La directrice de l’école a refusé, quant à elle, d’émettre son avis sur cette histoire. Elle a changé son numéro de portable ainsi que celui de son fils pour éviter de répondre, surtout qu’elle est impliquée dans une histoire de pots-de-vin avec un responsable au ministère de l’Education pour lui faciliter les procédures et fermer son école.

En attendant la décision du tribunal, l’école a été mise sous le contrôle du ministère de l’Education. « Le gouverneur du Caire a donné des ordres pour que les personnes licenciées rejoignent leurs postes, les travaux de restauration ont commencé et l’école est passée sous tutelle du ministère de l’Education », précise Mahmoud Sweilam, président du quartier de Choubra, qui n’a pas hésité à accompagner le personnel licencié à leurs postes respectifs.

Et malgré toutes ces déclarations officielles, c’est le chaos. Beaucoup de parents ont commencé à retirer leurs enfants pour éviter tout tracas. « Le ministère et les municipalités ont réagi, mais aucune décision n’est arrivée à l’école. La lenteur des procédures et la bureaucratie sont en faveur de la propriétaire », réplique Manal, qui craint que toutes ces déclarations ne soient qu’un défilé médiatique ou un moyen pour atténuer la colère des parents et enseignants qui ont manifesté, il y a quelques jours au sein de l’école. Et pour le personnel administratif et les enseignants, c’est l’incertitude totale. « Nos salaires n’ont pas bougé. On gagne 350 L.E. par mois qu’on reçoit avec un mois de retard, sans prime ni augmentation annuelle », explique Mohamed Abdel-Réhim, professeur de langue arabe.

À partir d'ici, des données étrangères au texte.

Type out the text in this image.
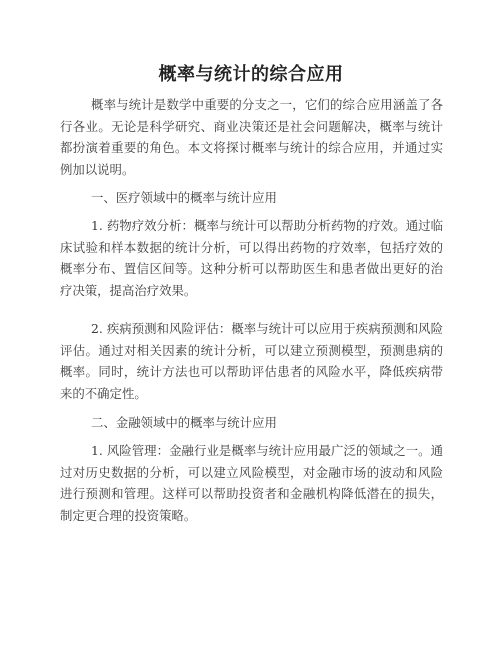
概率与统计的综合应用

概率与统计是数学中重要的分支之一，它们的综合应用涵盖了各行各业。无论是科学研究、商业决策还是社会问题解决，概率与统计都扮演着重要的角色。本文将探讨概率与统计的综合应用，并通过实例加以说明。

一、医疗领域中的概率与统计应用

1. 药物疗效分析：概率与统计可以帮助分析药物的疗效。通过临床试验和样本数据的统计分析，可以得出药物的疗效率，包括疗效的概率分布、置信区间等。这种分析可以帮助医生和患者做出更好的治疗决策，提高治疗效果。

2. 疾病预测和风险评估：概率与统计可以应用于疾病预测和风险评估。通过对相关因素的统计分析，可以建立预测模型，预测患病的概率。同时，统计方法也可以帮助评估患者的风险水平，降低疾病带来的不确定性。

二、金融领域中的概率与统计应用

1. 风险管理：金融行业是概率与统计应用最广泛的领域之一。通过对历史数据的分析，可以建立风险模型，对金融市场的波动和风险进行预测和管理。这样可以帮助投资者和金融机构降低潜在的损失，制定更合理的投资策略。
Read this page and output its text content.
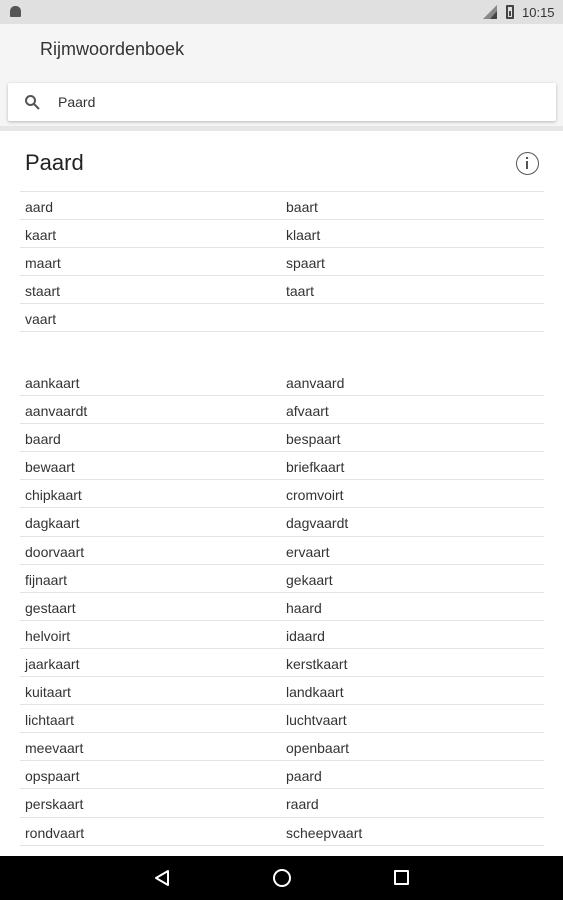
10:15
Rijmwoordenboek
Paard
Paard
aard	baart
kaart	klaart
maart	spaart
staart	taart
vaart
aankaart	aanvaard
aanvaardt	afvaart
baard	bespaart
bewaart	briefkaart
chipkaart	cromvoirt
dagkaart	dagvaardt
doorvaart	ervaart
fijnaart	gekaart
gestaart	haard
helvoirt	idaard
jaarkaart	kerstkaart
kuitaart	landkaart
lichtaart	luchtvaart
meevaart	openbaart
opspaart	paard
perskaart	raard
rondvaart	scheepvaart
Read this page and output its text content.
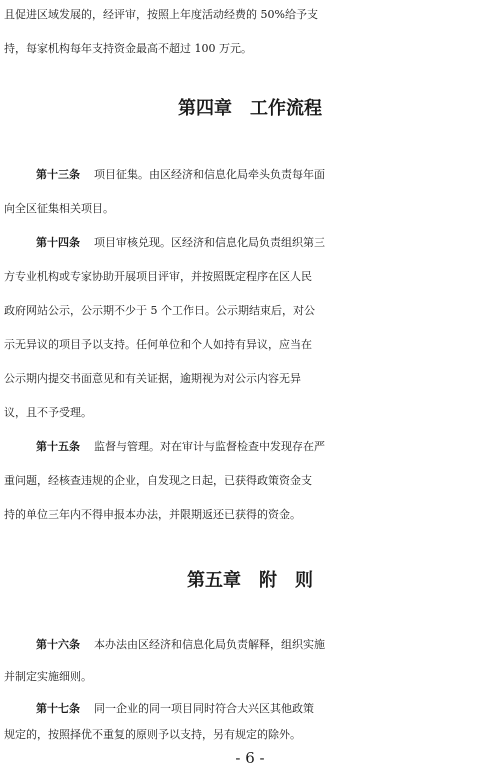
且促进区域发展的，经评审，按照上年度活动经费的 50%给予支
持，每家机构每年支持资金最高不超过 100 万元。
第四章 工作流程
第十三条 项目征集。由区经济和信息化局牵头负责每年面
向全区征集相关项目。
第十四条 项目审核兑现。区经济和信息化局负责组织第三
方专业机构或专家协助开展项目评审，并按照既定程序在区人民
政府网站公示，公示期不少于 5 个工作日。公示期结束后，对公
示无异议的项目予以支持。任何单位和个人如持有异议，应当在
公示期内提交书面意见和有关证据，逾期视为对公示内容无异
议，且不予受理。
第十五条 监督与管理。对在审计与监督检查中发现存在严
重问题，经核查违规的企业，自发现之日起，已获得政策资金支
持的单位三年内不得申报本办法，并限期返还已获得的资金。
第五章 附　则
第十六条 本办法由区经济和信息化局负责解释，组织实施
并制定实施细则。
第十七条 同一企业的同一项目同时符合大兴区其他政策
规定的，按照择优不重复的原则予以支持，另有规定的除外。
- 6 -
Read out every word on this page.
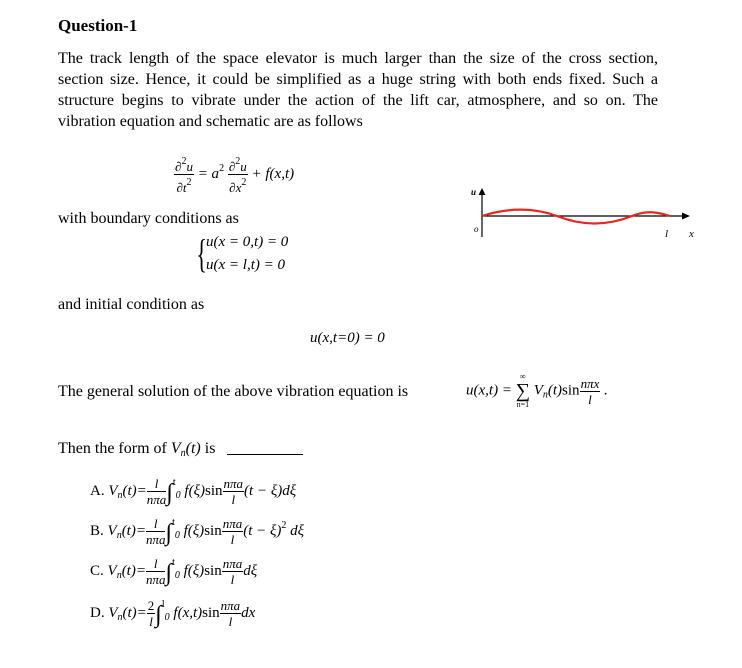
Question-1
The track length of the space elevator is much larger than the size of the cross section, section size. Hence, it could be simplified as a huge string with both ends fixed. Such a structure begins to vibrate under the action of the lift car, atmosphere, and so on. The vibration equation and schematic are as follows
$\frac{\partial^2u}{\partial t^2} = a^2 \frac{\partial^2u}{\partial x^2} + f(x,t)$
with boundary conditions as
{ u(x = 0,t) = 0
u(x = l,t) = 0
and initial condition as
u(x,t=0) = 0
The general solution of the above vibration equation is	u(x,t) =
∞
∑
n=1
$V_n(t)\sin \frac{\text{nπx}}{l}$ .
Then the form of $V_n(t)$ is
A. $V_n(t)= \frac{l}{\text{nπa}} \int^t_0$ $f(\xi)\sin \frac{\text{nπa}}{l} (t - \xi)d\xi$
B. $V_n(t)= \frac{l}{\text{nπa}} \int^t_0$ $f(\xi)\sin \frac{\text{nπa}}{l} (t - \xi)^2$ dξ
C. $V_n(t)= \frac{l}{\text{nπa}} \int^t_0$ $f(\xi)\sin \frac{\text{nπa}}{l}$ dξ
D. $V_n(t)= \frac{2}{l} \int^l_0$ $f(x,t)\sin \frac{\text{nπa}}{l}$ dx
u
o	l x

Un dossier étudié aujourd’hui au ministère de l’Education et qui va sans doute mettre fin aux souffrances des enseignants et des dizaines de familles égyptiennes qui s’apprêtent à accueillir dans deux mois une nouvelle année scolaire. « Je se sais pas si l’année prochaine, je serai parmi mes élèves ou si c’est Samiha Zarif qui va gagner le combat. L’école Ramsès va-t-elle fermer ses portes après 40 ans d’existence ? Une question que je me pose. Peut-être aussi que parents et enseignants vont-ils tenter le tout pour le tout pour sauver cette entité pédagogique ? », commente Mohamed Abdel-Réhim. Ce dernier s’apprêtait à se marier après avoir trouvé un poste dans cette école. « J’ai peur de mettre fin à une carrière, alors que je viens à peine de la commencer », conclut-il.